In the Chamber, the agreed table says that the presidency corresponds to the Historical Pact. But there are moves that say it will be for the Liberal party. The breakdown of the agreements began last year when the turn fell to the Pact, who nominated Erick Velasco, and in the end, a bloc was formed between conservatives, liberals, La U and peace seats that elected Luis Ramiro Ricardo of peace.

That block wants to repeat. The chosen one is the liberal Octavio Cardona, from Caldas, who is one of the independent chips of the red bench against the Petro government. He has been a frequent participant in control debates with the president of Ecopetrol, Ricardo Roa, or the Minister of Agriculture, Jennifer Mojica.

Cardona, from the independent wing of the Liberal.

In the Senate, the third year is for the Historical Pact, which has three letters to define internally. Esmeralda Hernández, who has a well-known history as an animal activist, starts with an advantage. She has promoted bills to ban bullfighting and curb the use of glyphosate for illicit crop eradication and fracking in oil extraction.

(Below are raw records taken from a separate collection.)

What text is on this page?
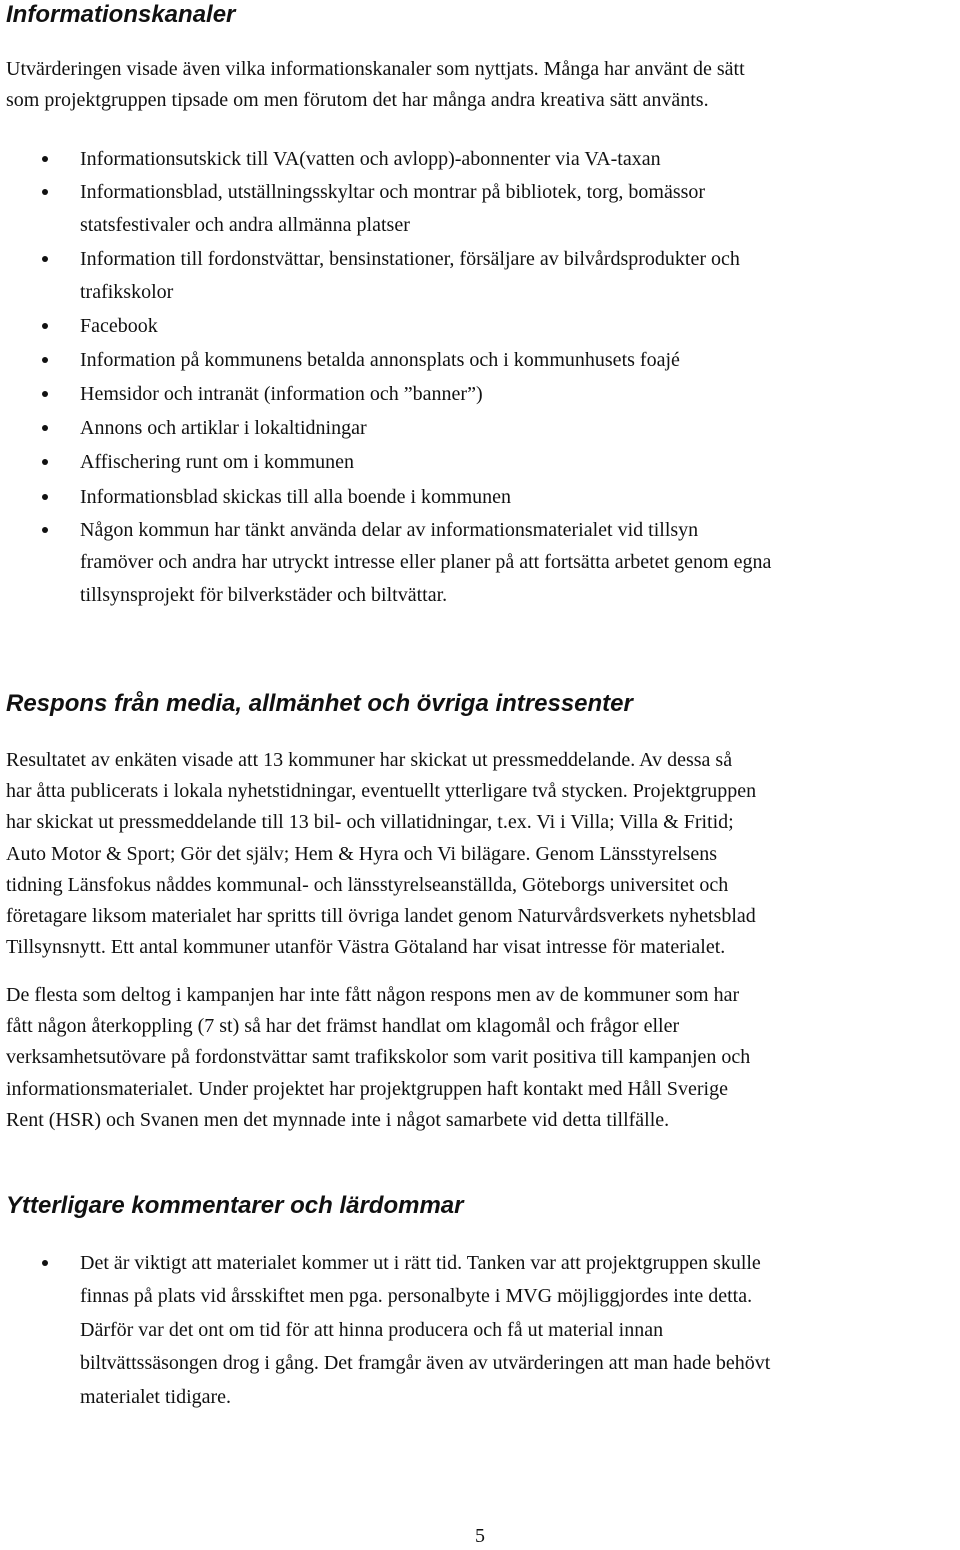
Informationskanaler

Utvärderingen visade även vilka informationskanaler som nyttjats. Många har använt de sätt
som projektgruppen tipsade om men förutom det har många andra kreativa sätt använts.

Informationsutskick till VA(vatten och avlopp)-abonnenter via VA-taxan
Informationsblad, utställningsskyltar och montrar på bibliotek, torg, bomässor
statsfestivaler och andra allmänna platser
Information till fordonstvättar, bensinstationer, försäljare av bilvårdsprodukter och
trafikskolor
Facebook
Information på kommunens betalda annonsplats och i kommunhusets foajé
Hemsidor och intranät (information och ”banner”)
Annons och artiklar i lokaltidningar
Affischering runt om i kommunen
Informationsblad skickas till alla boende i kommunen
Någon kommun har tänkt använda delar av informationsmaterialet vid tillsyn
framöver och andra har utryckt intresse eller planer på att fortsätta arbetet genom egna
tillsynsprojekt för bilverkstäder och biltvättar.
Respons från media, allmänhet och övriga intressenter

Resultatet av enkäten visade att 13 kommuner har skickat ut pressmeddelande. Av dessa så
har åtta publicerats i lokala nyhetstidningar, eventuellt ytterligare två stycken. Projektgruppen
har skickat ut pressmeddelande till 13 bil- och villatidningar, t.ex. Vi i Villa; Villa & Fritid;
Auto Motor & Sport; Gör det själv; Hem & Hyra och Vi bilägare. Genom Länsstyrelsens
tidning Länsfokus nåddes kommunal- och länsstyrelseanställda, Göteborgs universitet och
företagare liksom materialet har spritts till övriga landet genom Naturvårdsverkets nyhetsblad
Tillsynsnytt. Ett antal kommuner utanför Västra Götaland har visat intresse för materialet.

De flesta som deltog i kampanjen har inte fått någon respons men av de kommuner som har
fått någon återkoppling (7 st) så har det främst handlat om klagomål och frågor eller
verksamhetsutövare på fordonstvättar samt trafikskolor som varit positiva till kampanjen och
informationsmaterialet. Under projektet har projektgruppen haft kontakt med Håll Sverige
Rent (HSR) och Svanen men det mynnade inte i något samarbete vid detta tillfälle.

Ytterligare kommentarer och lärdommar
Det är viktigt att materialet kommer ut i rätt tid. Tanken var att projektgruppen skulle
finnas på plats vid årsskiftet men pga. personalbyte i MVG möjliggjordes inte detta.
Därför var det ont om tid för att hinna producera och få ut material innan
biltvättssäsongen drog i gång. Det framgår även av utvärderingen att man hade behövt
materialet tidigare.
5
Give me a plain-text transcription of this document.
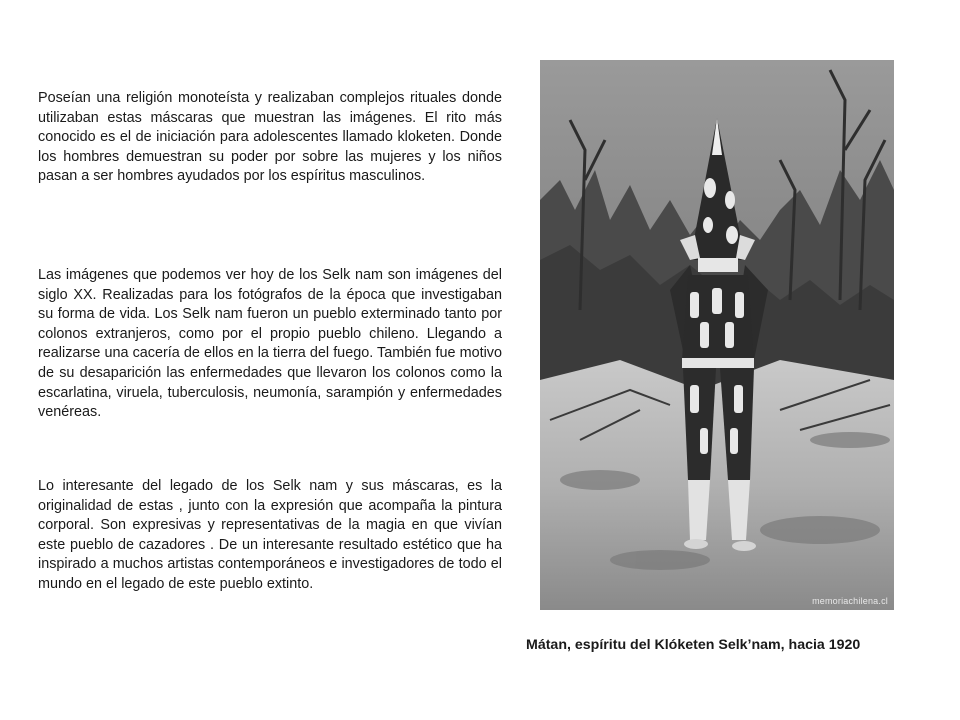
Poseían una religión monoteísta y realizaban complejos rituales donde utilizaban estas máscaras que muestran las imágenes. El rito más conocido es el de iniciación para adolescentes llamado kloketen. Donde los hombres demuestran su poder por sobre las mujeres y los niños pasan a ser hombres ayudados por los espíritus masculinos.

Las imágenes que podemos ver hoy de los Selk nam son imágenes del siglo XX. Realizadas para los fotógrafos de la época que investigaban su forma de vida. Los Selk nam fueron un pueblo exterminado tanto por colonos extranjeros, como por el propio pueblo chileno. Llegando a realizarse una cacería de ellos en la tierra del fuego. También fue motivo de su desaparición las enfermedades que llevaron los colonos como la escarlatina, viruela, tuberculosis, neumonía, sarampión y enfermedades venéreas.

Lo interesante del legado de los Selk nam y sus máscaras, es la originalidad de estas , junto con la expresión que acompaña la pintura corporal. Son expresivas y representativas de la magia en que vivían este pueblo de cazadores . De un interesante resultado estético que ha inspirado a muchos artistas contemporáneos e investigadores de todo el mundo en el legado de este pueblo extinto.

memoriachilena.cl
Mátan, espíritu del Klóketen Selk’nam, hacia 1920
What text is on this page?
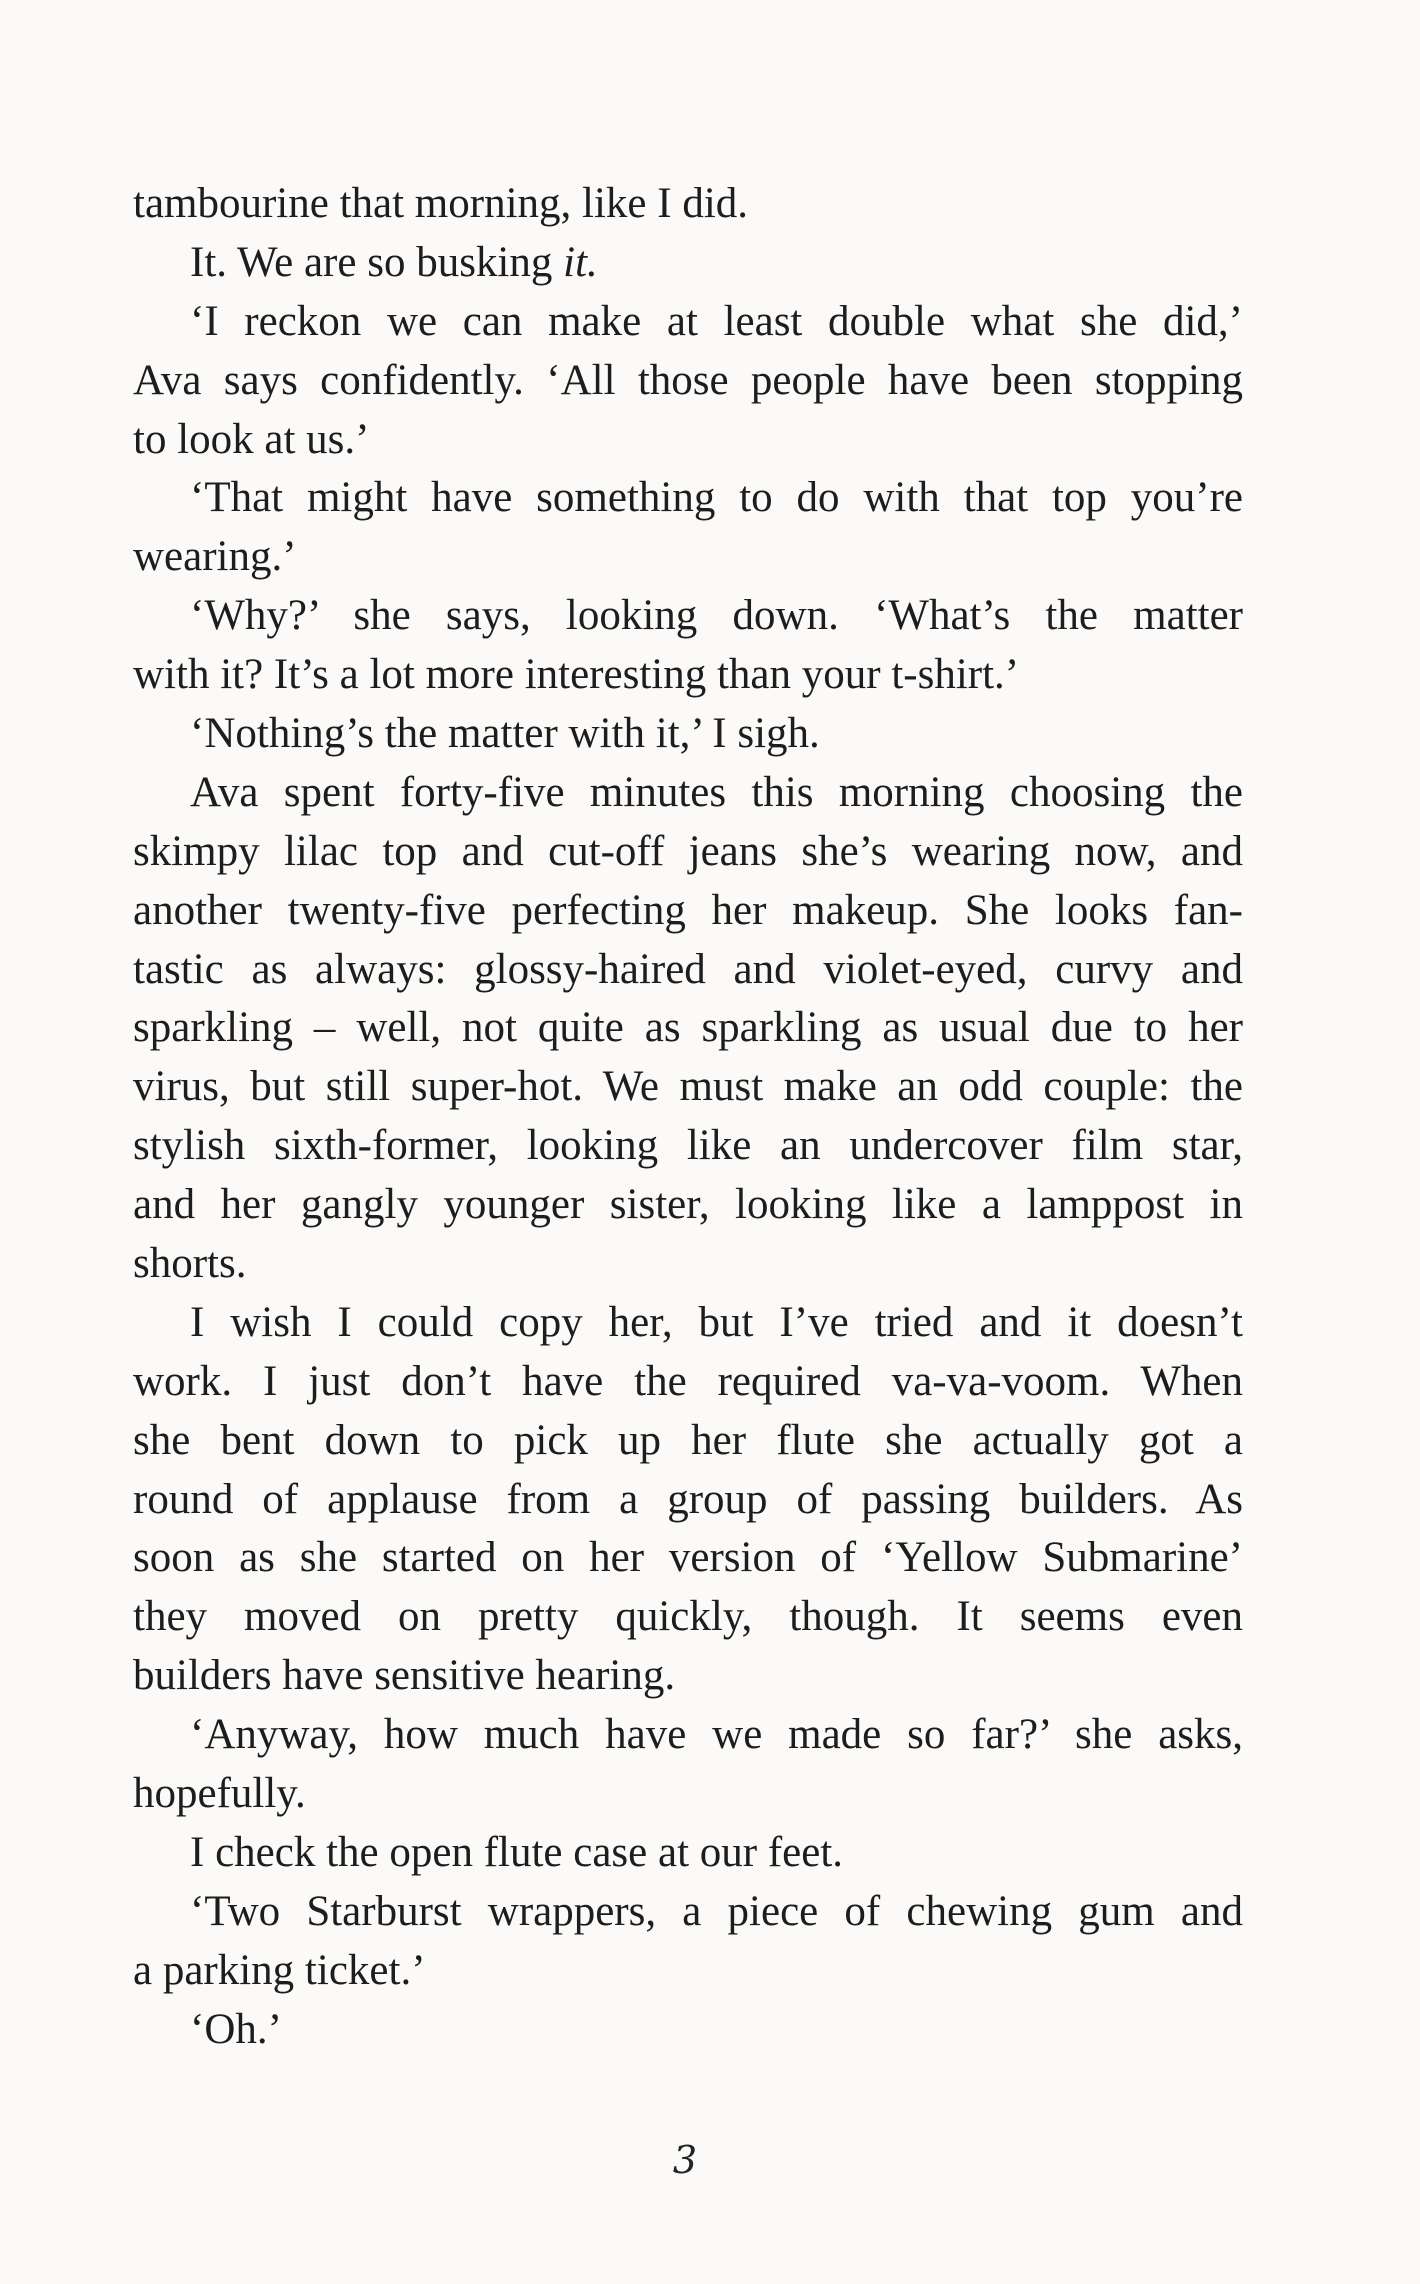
tambourine that morning, like I did.
It. We are so busking it.
‘I reckon we can make at least double what she did,’
Ava says confidently. ‘All those people have been stopping
to look at us.’
‘That might have something to do with that top you’re
wearing.’
‘Why?’ she says, looking down. ‘What’s the matter
with it? It’s a lot more interesting than your t-shirt.’
‘Nothing’s the matter with it,’ I sigh.
Ava spent forty-five minutes this morning choosing the
skimpy lilac top and cut-off jeans she’s wearing now, and
another twenty-five perfecting her makeup. She looks fan-
tastic as always: glossy-haired and violet-eyed, curvy and
sparkling – well, not quite as sparkling as usual due to her
virus, but still super-hot. We must make an odd couple: the
stylish sixth-former, looking like an undercover film star,
and her gangly younger sister, looking like a lamppost in
shorts.
I wish I could copy her, but I’ve tried and it doesn’t
work. I just don’t have the required va-va-voom. When
she bent down to pick up her flute she actually got a
round of applause from a group of passing builders. As
soon as she started on her version of ‘Yellow Submarine’
they moved on pretty quickly, though. It seems even
builders have sensitive hearing.
‘Anyway, how much have we made so far?’ she asks,
hopefully.
I check the open flute case at our feet.
‘Two Starburst wrappers, a piece of chewing gum and
a parking ticket.’
‘Oh.’
3
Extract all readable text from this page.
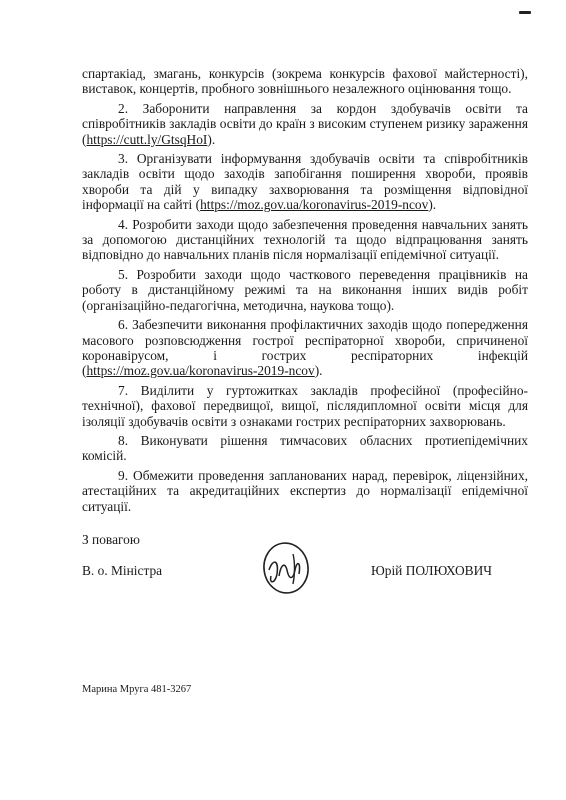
спартакіад, змагань, конкурсів (зокрема конкурсів фахової майстерності), виставок, концертів, пробного зовнішнього незалежного оцінювання тощо.

2. Заборонити направлення за кордон здобувачів освіти та співробітників закладів освіти до країн з високим ступенем ризику зараження (https://cutt.ly/GtsqHoI).

3. Організувати інформування здобувачів освіти та співробітників закладів освіти щодо заходів запобігання поширення хвороби, проявів хвороби та дій у випадку захворювання та розміщення відповідної інформації на сайті (https://moz.gov.ua/koronavirus-2019-ncov).

4. Розробити заходи щодо забезпечення проведення навчальних занять за допомогою дистанційних технологій та щодо відпрацювання занять відповідно до навчальних планів після нормалізації епідемічної ситуації.

5. Розробити заходи щодо часткового переведення працівників на роботу в дистанційному режимі та на виконання інших видів робіт (організаційно-педагогічна, методична, наукова тощо).

6. Забезпечити виконання профілактичних заходів щодо попередження масового розповсюдження гострої респіраторної хвороби, спричиненої коронавірусом, і гострих респіраторних інфекцій (https://moz.gov.ua/koronavirus-2019-ncov).

7. Виділити у гуртожитках закладів професійної (професійно-технічної), фахової передвищої, вищої, післядипломної освіти місця для ізоляції здобувачів освіти з ознаками гострих респіраторних захворювань.

8. Виконувати рішення тимчасових обласних протиепідемічних комісій.

9. Обмежити проведення запланованих нарад, перевірок, ліцензійних, атестаційних та акредитаційних експертиз до нормалізації епідемічної ситуації.

З повагою
В. о. Міністра	Юрій ПОЛЮХОВИЧ
Марина Мруга 481-3267
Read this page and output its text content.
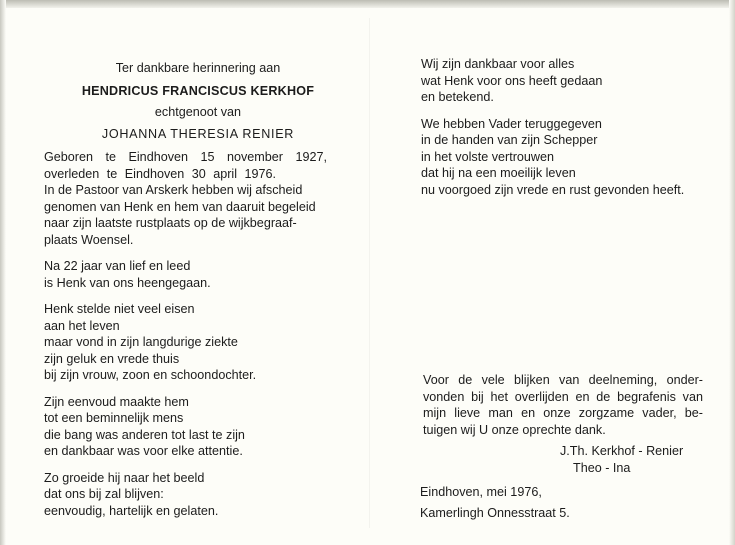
Ter dankbare herinnering aan
HENDRICUS FRANCISCUS KERKHOF
echtgenoot van
JOHANNA THERESIA RENIER
Geboren te Eindhoven 15 november 1927,
overleden te Eindhoven 30 april 1976.
In de Pastoor van Arskerk hebben wij afscheid
genomen van Henk en hem van daaruit begeleid
naar zijn laatste rustplaats op de wijkbegraaf-
plaats Woensel.
Na 22 jaar van lief en leed
is Henk van ons heengegaan.
Henk stelde niet veel eisen
aan het leven
maar vond in zijn langdurige ziekte
zijn geluk en vrede thuis
bij zijn vrouw, zoon en schoondochter.
Zijn eenvoud maakte hem
tot een beminnelijk mens
die bang was anderen tot last te zijn
en dankbaar was voor elke attentie.
Zo groeide hij naar het beeld
dat ons bij zal blijven:
eenvoudig, hartelijk en gelaten.
Wij zijn dankbaar voor alles
wat Henk voor ons heeft gedaan
en betekend.
We hebben Vader teruggegeven
in de handen van zijn Schepper
in het volste vertrouwen
dat hij na een moeilijk leven
nu voorgoed zijn vrede en rust gevonden heeft.
Voor de vele blijken van deelneming, onder-
vonden bij het overlijden en de begrafenis van
mijn lieve man en onze zorgzame vader, be-
tuigen wij U onze oprechte dank.
J.Th. Kerkhof - Renier
Theo - Ina
Eindhoven, mei 1976,
Kamerlingh Onnesstraat 5.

There is also Isabel Zuleta, from Antioquia, who has been an environmental leader and has experience with the Ríos Vivos movement. The shortlist is complemented by Catalina del Socorro Pérez, a peasant leader from Córdoba, and one of the most influential figures in the National Association of Peasant Users (Anuc), a confederation of peasants founded in 1967 to promote the agrarian reform of Carlos Lleras Restrepo.

Sixth Commission: One from the Pact and another from the moderate opposition

It is the transportation and public services commission. It will wet the press because the government will base the reform of public services there, a modification to the education law and the public data law.

In the Chamber, the presidency will remain in the hands of Cambio Radical through Hernando González del Valle. “The teacher,” as his colleagues call him, represents a moderate opposition to the government. For example, he made a quorum to help push through the approval of the bullfights that he passed through that commission, while in the plenary session his bench voted against the project.

Hernando González from Cambio Radical.

In the Senate, the order will be set by the Historical Pact, who has four profiles to choose from. There is Pedro Flórez, the ally of the Torres clan, who is accused of financing President Petro’s campaign; the other Flórez, Alex, close to the former mayor of Medellín, Daniel Quintero; and the peasant leader, Robert Daza.

Seventh Commission: the time of the conservatives

A new attempt at health reform and the termination of the labor reform are on the agenda of the seventh commissions. The agreements between parties will be respected and two conservatives will command the stop in the Senate and Chamber.

In the Chamber, which is more in line with the government, the one with the advantage is Gerardo Yepes from Tolima. He was one of those who risked Petro’s reforms in momentous moments. He signed the health report while his party internally decided not to support the initiative. And although he had to vote no later by decision of the bench, he did help indirectly by creating a quorum.

He also came to fully support labor, after the Minister of Labor, Gloría Ramírez, agreed to the conservatives’ request to remove the chapter on collective rights from the project.

Yepes with his fellow committee member Jorge Quevedo.

In the Senate, which sank the health reform in the third debate, conservative Nadia Blel will be the one who defines the agenda and gives instructions. She is part of the conservative bloc that does not copy the Petro government, in fact, Blel signed and voted on the proposal to archive the health reform and did not support the pension reform.